Step-by-step explanation
Let Stacy's speed be x.
Let Eric's speed be y.
Stacy travels 4 mph less than 2 times as fast as Eric. This means that:
x = 2y - 4 ____(1)
After 6 hours, they are 222 miles apart. This means that:
Stacy's distance = d miles
Eric's distance = (d - 222) miles
Speed is given as distance divided by time.

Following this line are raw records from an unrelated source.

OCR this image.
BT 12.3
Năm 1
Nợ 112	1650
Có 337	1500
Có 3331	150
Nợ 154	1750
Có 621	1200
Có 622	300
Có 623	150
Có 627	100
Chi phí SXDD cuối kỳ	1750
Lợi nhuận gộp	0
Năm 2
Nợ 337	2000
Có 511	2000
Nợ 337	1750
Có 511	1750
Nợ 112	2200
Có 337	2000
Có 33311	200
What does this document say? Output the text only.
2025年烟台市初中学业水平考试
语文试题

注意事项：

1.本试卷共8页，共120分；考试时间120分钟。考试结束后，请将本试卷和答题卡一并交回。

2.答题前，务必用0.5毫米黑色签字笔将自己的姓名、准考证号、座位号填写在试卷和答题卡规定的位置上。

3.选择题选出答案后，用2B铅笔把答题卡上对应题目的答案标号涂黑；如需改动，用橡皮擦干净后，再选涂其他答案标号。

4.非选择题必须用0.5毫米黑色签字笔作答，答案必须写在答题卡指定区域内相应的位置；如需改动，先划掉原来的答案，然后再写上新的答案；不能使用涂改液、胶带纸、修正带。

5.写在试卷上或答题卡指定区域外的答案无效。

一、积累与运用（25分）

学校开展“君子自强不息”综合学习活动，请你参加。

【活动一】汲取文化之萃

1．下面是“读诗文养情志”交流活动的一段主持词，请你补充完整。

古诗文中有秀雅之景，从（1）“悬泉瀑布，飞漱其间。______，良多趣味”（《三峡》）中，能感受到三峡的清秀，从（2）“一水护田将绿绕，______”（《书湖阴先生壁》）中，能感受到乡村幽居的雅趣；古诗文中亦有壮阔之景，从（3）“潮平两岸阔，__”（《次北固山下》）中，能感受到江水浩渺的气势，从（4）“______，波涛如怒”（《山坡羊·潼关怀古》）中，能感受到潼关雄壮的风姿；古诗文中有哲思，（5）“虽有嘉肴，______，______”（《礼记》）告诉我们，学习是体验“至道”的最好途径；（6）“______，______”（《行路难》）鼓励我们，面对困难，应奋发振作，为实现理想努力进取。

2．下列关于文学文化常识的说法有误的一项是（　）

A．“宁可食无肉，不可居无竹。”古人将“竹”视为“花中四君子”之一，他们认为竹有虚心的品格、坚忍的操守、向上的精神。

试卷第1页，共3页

So, for Stacy, after 6 hours:
x = d / 6
=> d = 6x
and
For Eric:
y = (d - 222) / 6
Cross multiply:
6y = d - 222
d = 6y + 222
Equate the two d's:
6x = 6y + 222
=> 6x - 6y = 238 ___(2)
We now have two simultaneous equations:
x = 2y - 4 ____(1)
6x - 6y = 222 ___(2)
Put (1) in (2):
6(2y - 4) - 6y = 222
12y - 24 - 6y = 222
6y - 24 = 222
Collect like terms:
6y = 222 + 24
6y = 246
y = 246 / 6
y = 41 mph
Recall that:
x = 2y - 4
x = 2(41) - 4
x = 82 - 4
x = 78 mph
So, Stacy's speed is 78 mph and Eric's speed is 41 mph.